Gabriel Yared lui-même n'en est pas à sa première expérience dans ce domaine. Ayant composé la musique des films Camille Claudel (Bruno Nuytten) et celle de Vincent et Théo (Robert Altman), il s'était alors longuement penché sur les sculptures de l'une et sur la peinture de l'autre, et en avait été très imprégné pour écrire sa partition.
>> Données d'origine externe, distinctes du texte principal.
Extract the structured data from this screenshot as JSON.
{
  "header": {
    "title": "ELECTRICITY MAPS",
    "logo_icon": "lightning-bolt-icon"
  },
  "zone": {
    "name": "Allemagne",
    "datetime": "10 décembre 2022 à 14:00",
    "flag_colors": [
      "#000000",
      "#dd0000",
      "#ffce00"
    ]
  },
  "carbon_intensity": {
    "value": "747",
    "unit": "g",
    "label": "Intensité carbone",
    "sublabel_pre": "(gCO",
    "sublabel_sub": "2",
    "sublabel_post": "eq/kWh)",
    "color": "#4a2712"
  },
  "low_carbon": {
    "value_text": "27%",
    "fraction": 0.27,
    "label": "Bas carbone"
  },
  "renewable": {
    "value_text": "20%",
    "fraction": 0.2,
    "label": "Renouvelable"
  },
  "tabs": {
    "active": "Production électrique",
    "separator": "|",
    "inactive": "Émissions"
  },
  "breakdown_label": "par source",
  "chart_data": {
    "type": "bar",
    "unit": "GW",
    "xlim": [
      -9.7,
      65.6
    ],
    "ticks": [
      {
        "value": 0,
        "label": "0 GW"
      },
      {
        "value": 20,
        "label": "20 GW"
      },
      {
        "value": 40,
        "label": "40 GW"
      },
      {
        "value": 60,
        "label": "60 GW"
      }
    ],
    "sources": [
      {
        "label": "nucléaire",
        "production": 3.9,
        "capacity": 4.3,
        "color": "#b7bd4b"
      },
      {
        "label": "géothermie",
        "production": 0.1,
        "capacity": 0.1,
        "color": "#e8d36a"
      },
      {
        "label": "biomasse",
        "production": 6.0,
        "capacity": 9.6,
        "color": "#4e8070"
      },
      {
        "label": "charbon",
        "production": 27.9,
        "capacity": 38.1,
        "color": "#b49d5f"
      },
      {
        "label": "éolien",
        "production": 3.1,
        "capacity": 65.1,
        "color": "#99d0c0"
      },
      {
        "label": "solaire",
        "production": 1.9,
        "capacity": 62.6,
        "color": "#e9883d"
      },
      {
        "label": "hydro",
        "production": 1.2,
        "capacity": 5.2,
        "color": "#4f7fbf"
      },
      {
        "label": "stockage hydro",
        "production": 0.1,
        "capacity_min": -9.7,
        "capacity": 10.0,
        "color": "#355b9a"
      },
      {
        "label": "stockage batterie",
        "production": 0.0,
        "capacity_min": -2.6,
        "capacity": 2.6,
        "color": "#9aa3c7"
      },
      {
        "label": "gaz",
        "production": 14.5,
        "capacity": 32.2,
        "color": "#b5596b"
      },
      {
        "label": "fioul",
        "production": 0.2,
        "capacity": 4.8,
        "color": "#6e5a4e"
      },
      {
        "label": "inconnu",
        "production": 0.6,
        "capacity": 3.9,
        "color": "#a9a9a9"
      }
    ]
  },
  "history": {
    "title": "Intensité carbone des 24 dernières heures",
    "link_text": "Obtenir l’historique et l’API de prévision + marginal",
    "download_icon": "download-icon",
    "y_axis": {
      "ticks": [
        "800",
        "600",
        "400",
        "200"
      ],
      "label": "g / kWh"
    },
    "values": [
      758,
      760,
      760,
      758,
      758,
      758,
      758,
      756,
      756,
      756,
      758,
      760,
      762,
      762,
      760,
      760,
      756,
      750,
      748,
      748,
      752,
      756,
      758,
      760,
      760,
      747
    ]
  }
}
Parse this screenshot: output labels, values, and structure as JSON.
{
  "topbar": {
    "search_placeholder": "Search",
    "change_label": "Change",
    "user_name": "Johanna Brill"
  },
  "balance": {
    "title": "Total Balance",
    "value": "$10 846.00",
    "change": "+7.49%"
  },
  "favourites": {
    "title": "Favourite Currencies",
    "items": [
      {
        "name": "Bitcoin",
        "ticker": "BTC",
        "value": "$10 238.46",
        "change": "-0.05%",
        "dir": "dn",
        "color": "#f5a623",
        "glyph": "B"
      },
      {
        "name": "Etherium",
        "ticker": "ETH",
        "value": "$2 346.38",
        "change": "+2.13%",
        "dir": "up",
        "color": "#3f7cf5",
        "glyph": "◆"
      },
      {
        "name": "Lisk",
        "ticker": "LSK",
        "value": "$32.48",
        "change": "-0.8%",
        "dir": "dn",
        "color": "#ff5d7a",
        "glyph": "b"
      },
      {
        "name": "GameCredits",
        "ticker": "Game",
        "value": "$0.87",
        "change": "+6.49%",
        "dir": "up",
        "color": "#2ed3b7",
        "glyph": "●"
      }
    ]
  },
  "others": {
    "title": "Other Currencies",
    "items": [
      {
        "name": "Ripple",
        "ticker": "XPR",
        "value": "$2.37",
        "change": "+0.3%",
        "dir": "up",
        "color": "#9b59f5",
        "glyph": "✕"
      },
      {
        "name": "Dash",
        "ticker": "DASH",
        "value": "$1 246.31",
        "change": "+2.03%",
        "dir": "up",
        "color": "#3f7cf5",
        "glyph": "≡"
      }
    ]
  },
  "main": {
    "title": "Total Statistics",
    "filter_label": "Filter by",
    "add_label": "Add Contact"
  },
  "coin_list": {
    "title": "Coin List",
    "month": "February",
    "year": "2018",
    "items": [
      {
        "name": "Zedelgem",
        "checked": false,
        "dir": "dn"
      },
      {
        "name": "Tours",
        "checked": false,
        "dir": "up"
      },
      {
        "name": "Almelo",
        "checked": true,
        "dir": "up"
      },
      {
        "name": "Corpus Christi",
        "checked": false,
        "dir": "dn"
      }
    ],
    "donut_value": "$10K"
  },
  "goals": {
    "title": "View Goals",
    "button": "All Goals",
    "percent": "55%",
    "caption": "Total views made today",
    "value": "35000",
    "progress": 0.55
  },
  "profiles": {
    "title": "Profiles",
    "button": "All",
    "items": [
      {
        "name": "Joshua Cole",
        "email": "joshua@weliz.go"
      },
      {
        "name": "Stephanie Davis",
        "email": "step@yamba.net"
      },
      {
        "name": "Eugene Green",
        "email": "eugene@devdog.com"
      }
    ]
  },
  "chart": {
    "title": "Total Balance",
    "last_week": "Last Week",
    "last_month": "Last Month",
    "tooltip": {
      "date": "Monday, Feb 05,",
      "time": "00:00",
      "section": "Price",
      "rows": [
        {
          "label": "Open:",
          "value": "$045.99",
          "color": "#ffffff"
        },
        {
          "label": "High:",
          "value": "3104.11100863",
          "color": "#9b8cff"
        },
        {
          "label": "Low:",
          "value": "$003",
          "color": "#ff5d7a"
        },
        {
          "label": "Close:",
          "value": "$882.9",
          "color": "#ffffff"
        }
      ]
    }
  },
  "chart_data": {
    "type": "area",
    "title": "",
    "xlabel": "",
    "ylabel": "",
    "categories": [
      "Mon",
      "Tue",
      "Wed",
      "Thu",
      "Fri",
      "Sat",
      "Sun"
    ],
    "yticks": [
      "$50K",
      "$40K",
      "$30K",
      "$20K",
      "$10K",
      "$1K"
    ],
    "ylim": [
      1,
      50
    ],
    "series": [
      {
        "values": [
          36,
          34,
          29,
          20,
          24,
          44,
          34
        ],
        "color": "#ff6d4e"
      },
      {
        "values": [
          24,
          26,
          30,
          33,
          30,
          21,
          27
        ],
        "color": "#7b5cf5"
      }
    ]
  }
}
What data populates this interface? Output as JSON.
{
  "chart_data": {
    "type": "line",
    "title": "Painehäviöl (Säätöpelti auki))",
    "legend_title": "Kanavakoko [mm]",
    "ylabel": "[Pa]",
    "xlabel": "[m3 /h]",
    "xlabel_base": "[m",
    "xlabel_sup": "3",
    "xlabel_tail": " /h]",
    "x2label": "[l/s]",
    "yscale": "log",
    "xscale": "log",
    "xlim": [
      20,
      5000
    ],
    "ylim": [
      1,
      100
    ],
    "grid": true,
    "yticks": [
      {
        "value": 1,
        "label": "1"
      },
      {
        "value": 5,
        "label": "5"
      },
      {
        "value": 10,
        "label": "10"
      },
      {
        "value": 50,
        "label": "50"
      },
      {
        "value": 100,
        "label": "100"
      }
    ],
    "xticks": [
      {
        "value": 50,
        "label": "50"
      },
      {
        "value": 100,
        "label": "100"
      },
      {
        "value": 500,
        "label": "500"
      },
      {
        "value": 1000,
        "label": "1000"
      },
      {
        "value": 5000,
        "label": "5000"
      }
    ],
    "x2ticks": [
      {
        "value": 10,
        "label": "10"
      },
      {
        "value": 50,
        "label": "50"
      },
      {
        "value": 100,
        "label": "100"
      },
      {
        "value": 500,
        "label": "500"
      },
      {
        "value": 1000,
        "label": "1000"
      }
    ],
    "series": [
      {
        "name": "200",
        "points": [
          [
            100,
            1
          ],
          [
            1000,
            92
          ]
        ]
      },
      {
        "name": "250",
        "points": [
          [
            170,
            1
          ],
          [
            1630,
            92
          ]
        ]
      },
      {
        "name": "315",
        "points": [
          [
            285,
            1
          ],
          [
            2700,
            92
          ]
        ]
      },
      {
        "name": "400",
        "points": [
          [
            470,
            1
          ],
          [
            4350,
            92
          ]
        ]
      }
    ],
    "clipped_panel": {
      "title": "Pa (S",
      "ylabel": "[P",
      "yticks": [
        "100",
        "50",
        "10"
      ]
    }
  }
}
La presse anglaise a largement couvert cet événement dont Time Out qui en était le partenaire et qui a consacré une longue interview à Gabriel Yared. Au lendemain du vernissage, on pouvait lire dans les journaux (Evening Standard, Guardian...) ou entendre à la BBC des commentaires tels que «Soudain, en écoutant leur musique, on peut vraiment voir l'œuvre» ou bien «Comment sonne Cézanne? Musique pour les yeux et peinture pour les oreilles!», et encore «Les amoureux de l'art ont maintenant la chance d'entendre (oui entendre!) certains tableaux célèbres de la National Gallery ».

Cette exposition agite le microcosme artistique anglais et il est très valorisant qu'un compositeur libanais y soit associé. Si cet été vous passez par Londres, ne la manquez sous aucun prétexte, elle est en cours jusqu'au 6 septembre.